Meskipun impor masih menyumbang sebagian kecil dari total konsumsi nikel Indonesia, permintaan yang tinggi telah mendorong harga bijih nikel menjadi lebih tinggi daripada harga patokan minimum (HPM) yang ditetapkan Pemerintah Indonesia.
“Kekurangan pasokan bijih nikel ini menciptakan ketegangan pasar di Indonesia, meskipun faktanya pasar nikel global masih kelebihan pasokan produk nikel jadi. Namun, perlu dicatat bahwa kelebihan pasokan ini relatif kecil, diperkirakan sekitar 60.000 ton, setara dengan sekitar satu minggu konsumsi,” tuturnya.
Walaupun demikian, ia menyatakan bahwa dalam sepuluh tahun ke depan, Indonesia akan menjadi produsen nikel terbesar di dunia dengan peningkatan produksi yang signifikan dalam beberapa waktu terakhir.
Pada 2023, menurut data Eramet, Indonesia memasok 55% dari total produksi nikel dunia, sehingga meningkatkan ketergantungan dunia terhadap pasokan nikel Indonesia.
“Kami sangat percaya bahwa Indonesia akan terus menjadi pusat produksi nikel global dalam 10 tahun ke depan. Sebanyak 70% dari produksi nikel global nantinya akan berasal dari Indonesia pada periode tersebut,” kata Jerome saat berbincang kepada media di Jakarta, Selasa (5/11/2024).
Lebih lanjut, Jerome juga mengungkapkan bahwa produksi Weda Bay Nickel, perusahaan patungan Eramet dengan Tsingshan, juga menunjukkan pertumbuhan yang pesat. Pada 2024, produksi nikel Weda Bay Nickel akan mencapai 32 juta ton sesuai dengan kuota produksi yang telah ditetapkan dalam Rencana Kerja dan Anggaran Biaya (RKAB).
Sementara itu, ramet tetap optimistis terhadap masa depan produksi nikel di Indonesia.
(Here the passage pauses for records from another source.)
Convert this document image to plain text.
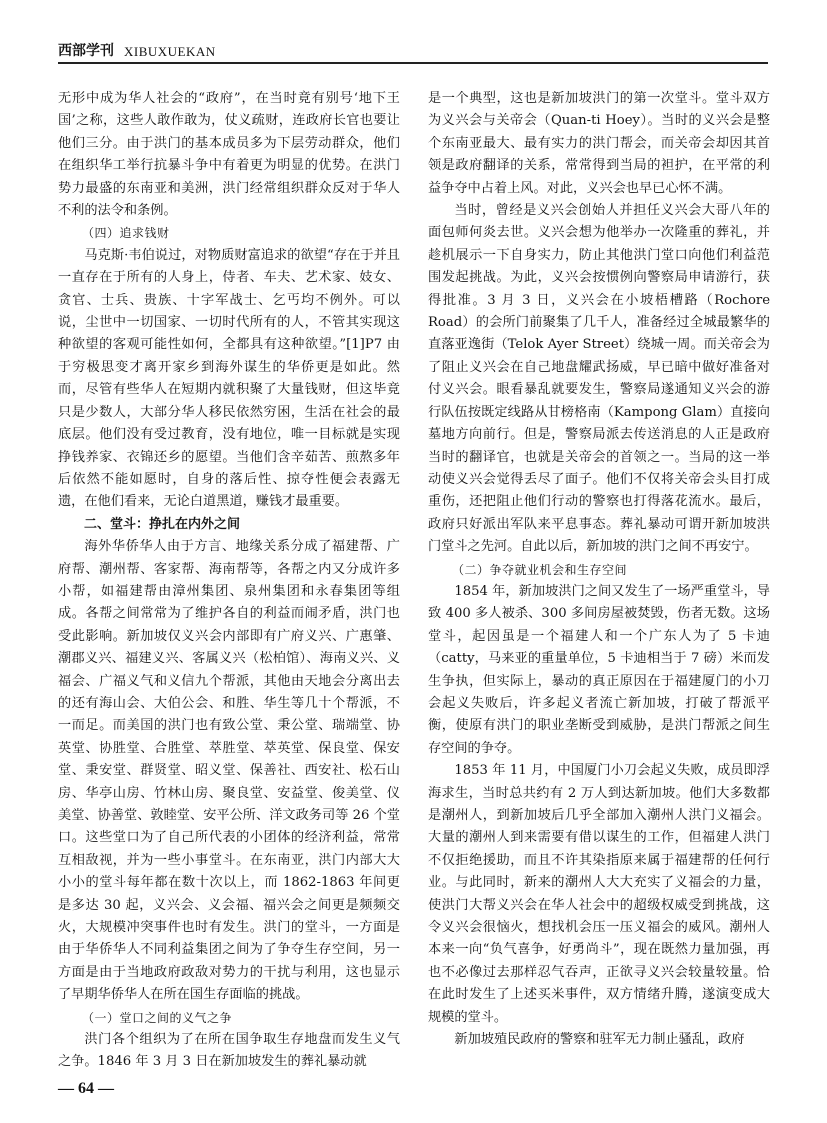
西部学刊 XIBUXUEKAN

无形中成为华人社会的“政府”，在当时竟有别号‘地下王国’之称，这些人敢作敢为，仗义疏财，连政府长官也要让他们三分。由于洪门的基本成员多为下层劳动群众，他们在组织华工举行抗暴斗争中有着更为明显的优势。在洪门势力最盛的东南亚和美洲，洪门经常组织群众反对于华人不利的法令和条例。

（四）追求钱财

马克斯·韦伯说过，对物质财富追求的欲望“存在于并且一直存在于所有的人身上，侍者、车夫、艺术家、妓女、贪官、士兵、贵族、十字军战士、乞丐均不例外。可以说，尘世中一切国家、一切时代所有的人，不管其实现这种欲望的客观可能性如何，全都具有这种欲望。”[1]P7 由于穷极思变才离开家乡到海外谋生的华侨更是如此。然而，尽管有些华人在短期内就积聚了大量钱财，但这毕竟只是少数人，大部分华人移民依然穷困，生活在社会的最底层。他们没有受过教育，没有地位，唯一目标就是实现挣钱养家、衣锦还乡的愿望。当他们含辛茹苦、煎熬多年后依然不能如愿时，自身的落后性、掠夺性便会表露无遗，在他们看来，无论白道黑道，赚钱才最重要。

二、堂斗：挣扎在内外之间

海外华侨华人由于方言、地缘关系分成了福建帮、广府帮、潮州帮、客家帮、海南帮等，各帮之内又分成许多小帮，如福建帮由漳州集团、泉州集团和永春集团等组成。各帮之间常常为了维护各自的利益而闹矛盾，洪门也受此影响。新加坡仅义兴会内部即有广府义兴、广惠肇、潮郡义兴、福建义兴、客属义兴（松柏馆）、海南义兴、义福会、广福义气和义信九个帮派，其他由天地会分离出去的还有海山会、大伯公会、和胜、华生等几十个帮派，不一而足。而美国的洪门也有致公堂、秉公堂、瑞端堂、协英堂、协胜堂、合胜堂、萃胜堂、萃英堂、保良堂、保安堂、秉安堂、群贤堂、昭义堂、保善社、西安社、松石山房、华亭山房、竹林山房、聚良堂、安益堂、俊美堂、仪美堂、协善堂、敦睦堂、安平公所、洋文政务司等 26 个堂口。这些堂口为了自己所代表的小团体的经济利益，常常互相敌视，并为一些小事堂斗。在东南亚，洪门内部大大小小的堂斗每年都在数十次以上，而 1862-1863 年间更是多达 30 起，义兴会、义会福、福兴会之间更是频频交火，大规模冲突事件也时有发生。洪门的堂斗，一方面是由于华侨华人不同利益集团之间为了争夺生存空间，另一方面是由于当地政府政敌对势力的干扰与利用，这也显示了早期华侨华人在所在国生存面临的挑战。

（一）堂口之间的义气之争

洪门各个组织为了在所在国争取生存地盘而发生义气之争。1846 年 3 月 3 日在新加坡发生的葬礼暴动就

是一个典型，这也是新加坡洪门的第一次堂斗。堂斗双方为义兴会与关帝会（Quan-ti Hoey）。当时的义兴会是整个东南亚最大、最有实力的洪门帮会，而关帝会却因其首领是政府翻译的关系，常常得到当局的袒护，在平常的利益争夺中占着上风。对此，义兴会也早已心怀不满。

当时，曾经是义兴会创始人并担任义兴会大哥八年的面包师何炎去世。义兴会想为他举办一次隆重的葬礼，并趁机展示一下自身实力，防止其他洪门堂口向他们利益范围发起挑战。为此，义兴会按惯例向警察局申请游行，获得批准。3 月 3 日，义兴会在小坡梧槽路（Rochore Road）的会所门前聚集了几千人，准备经过全城最繁华的直落亚逸街（Telok Ayer Street）绕城一周。而关帝会为了阻止义兴会在自己地盘耀武扬威，早已暗中做好准备对付义兴会。眼看暴乱就要发生，警察局遂通知义兴会的游行队伍按既定线路从甘榜格南（Kampong Glam）直接向墓地方向前行。但是，警察局派去传送消息的人正是政府当时的翻译官，也就是关帝会的首领之一。当局的这一举动使义兴会觉得丢尽了面子。他们不仅将关帝会头目打成重伤，还把阻止他们行动的警察也打得落花流水。最后，政府只好派出军队来平息事态。葬礼暴动可谓开新加坡洪门堂斗之先河。自此以后，新加坡的洪门之间不再安宁。

（二）争夺就业机会和生存空间

1854 年，新加坡洪门之间又发生了一场严重堂斗，导致 400 多人被杀、300 多间房屋被焚毁，伤者无数。这场堂斗，起因虽是一个福建人和一个广东人为了 5 卡迪（catty，马来亚的重量单位，5 卡迪相当于 7 磅）米而发生争执，但实际上，暴动的真正原因在于福建厦门的小刀会起义失败后，许多起义者流亡新加坡，打破了帮派平衡，使原有洪门的职业垄断受到威胁，是洪门帮派之间生存空间的争夺。

1853 年 11 月，中国厦门小刀会起义失败，成员即浮海求生，当时总共约有 2 万人到达新加坡。他们大多数都是潮州人，到新加坡后几乎全部加入潮州人洪门义福会。大量的潮州人到来需要有借以谋生的工作，但福建人洪门不仅拒绝援助，而且不许其染指原来属于福建帮的任何行业。与此同时，新来的潮州人大大充实了义福会的力量，使洪门大帮义兴会在华人社会中的超级权威受到挑战，这令义兴会很恼火，想找机会压一压义福会的威风。潮州人本来一向“负气喜争，好勇尚斗”，现在既然力量加强，再也不必像过去那样忍气吞声，正欲寻义兴会较量较量。恰在此时发生了上述买米事件，双方情绪升腾，遂演变成大规模的堂斗。

新加坡殖民政府的警察和驻军无力制止骚乱，政府

— 64 —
Dengan potensi sumber daya yang melimpah di Teluk Weda, usaha patungan Eramet menargetkan peningkatan produksi hingga 60-65 juta ton per tahun dalam jangka menengah.
“Dengan sokongan sumber daya alam yang melimpah dalam jangka waktu lama tersebut, kami berkomitmen untuk menjaga keseimbangan pasokan. Kami tidak ingin memproduksi lebih dari kebutuhan pasar” tegasnya.
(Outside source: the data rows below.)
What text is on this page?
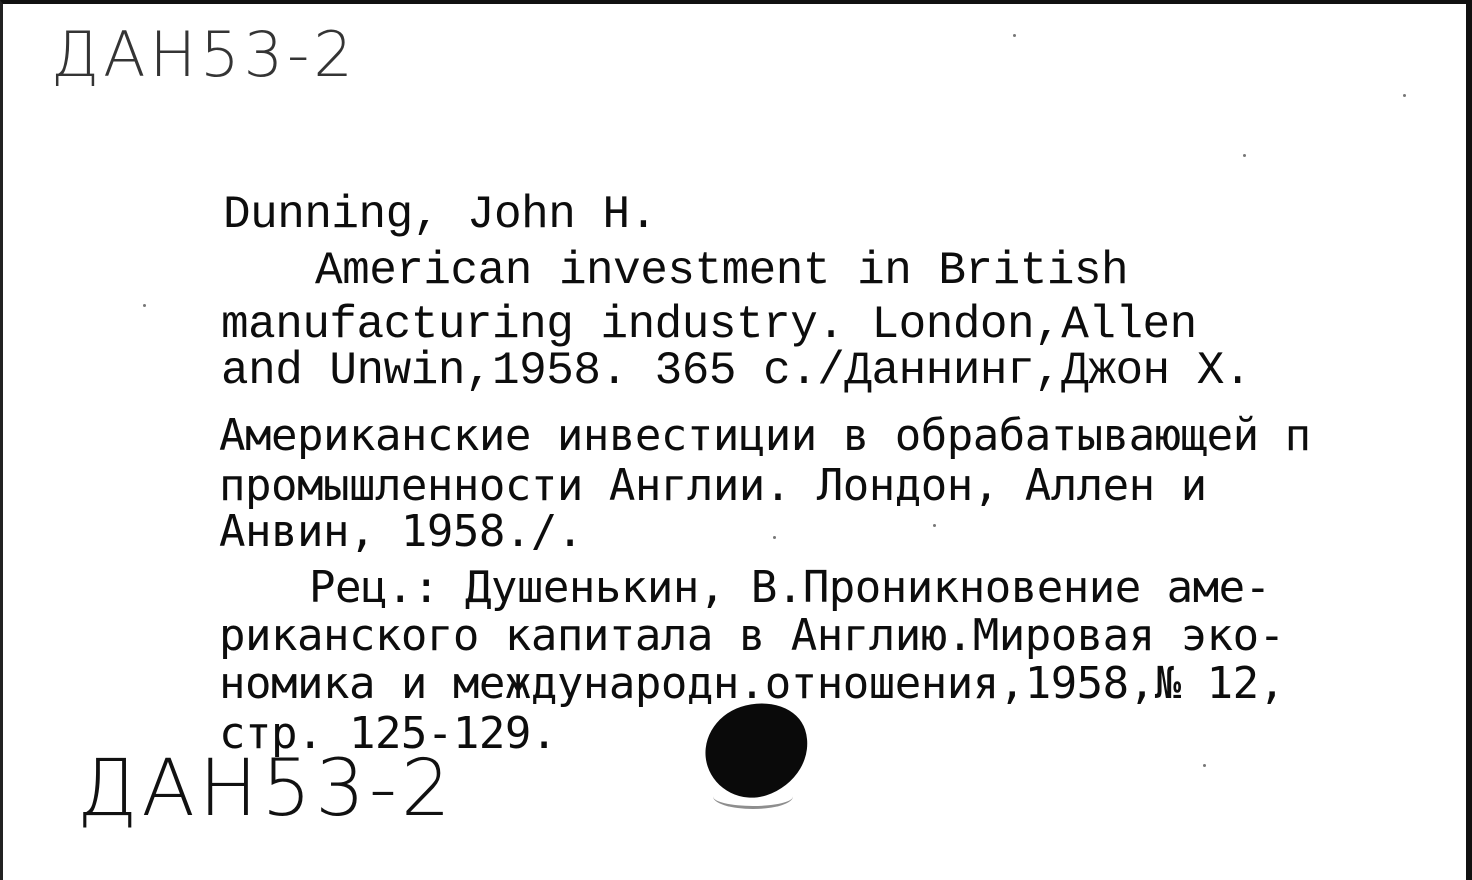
ДАН53-2
Dunning, John H.
American investment in British
manufacturing industry. London,Allen
and Unwin,1958. 365 c./Даннинг,Джон Х.
Американские инвестиции в обрабатывающей п
промышленности Англии. Лондон, Аллен и
Анвин, 1958./.
Рец.: Душенькин, В.Проникновение аме-
риканского капитала в Англию.Мировая эко-
номика и международн.отношения,1958,№ 12,
стр. 125-129.
ДАН53-2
Selain itu, ia juga menekankan pentingnya inovasi dan keberlanjutan dalam pengelolaan sumber daya alam.
“Indonesia merupakan prioritas utama bagi Eramet dalam pengembangan bisnis nikel. Eramet ingin menjadi bagian dari pertumbuhan industri nikel global dan memberikan manfaat positif bagi perekonomian Indonesia. Kami terus berusaha untuk menjalin kemitraan strategis dengan perusahaan-perusahaan, baik dari Eropa maupun Indonesia, untuk mendukung pertumbuhan industri nikel di Indonesia,” pungkasnya. (Aninda)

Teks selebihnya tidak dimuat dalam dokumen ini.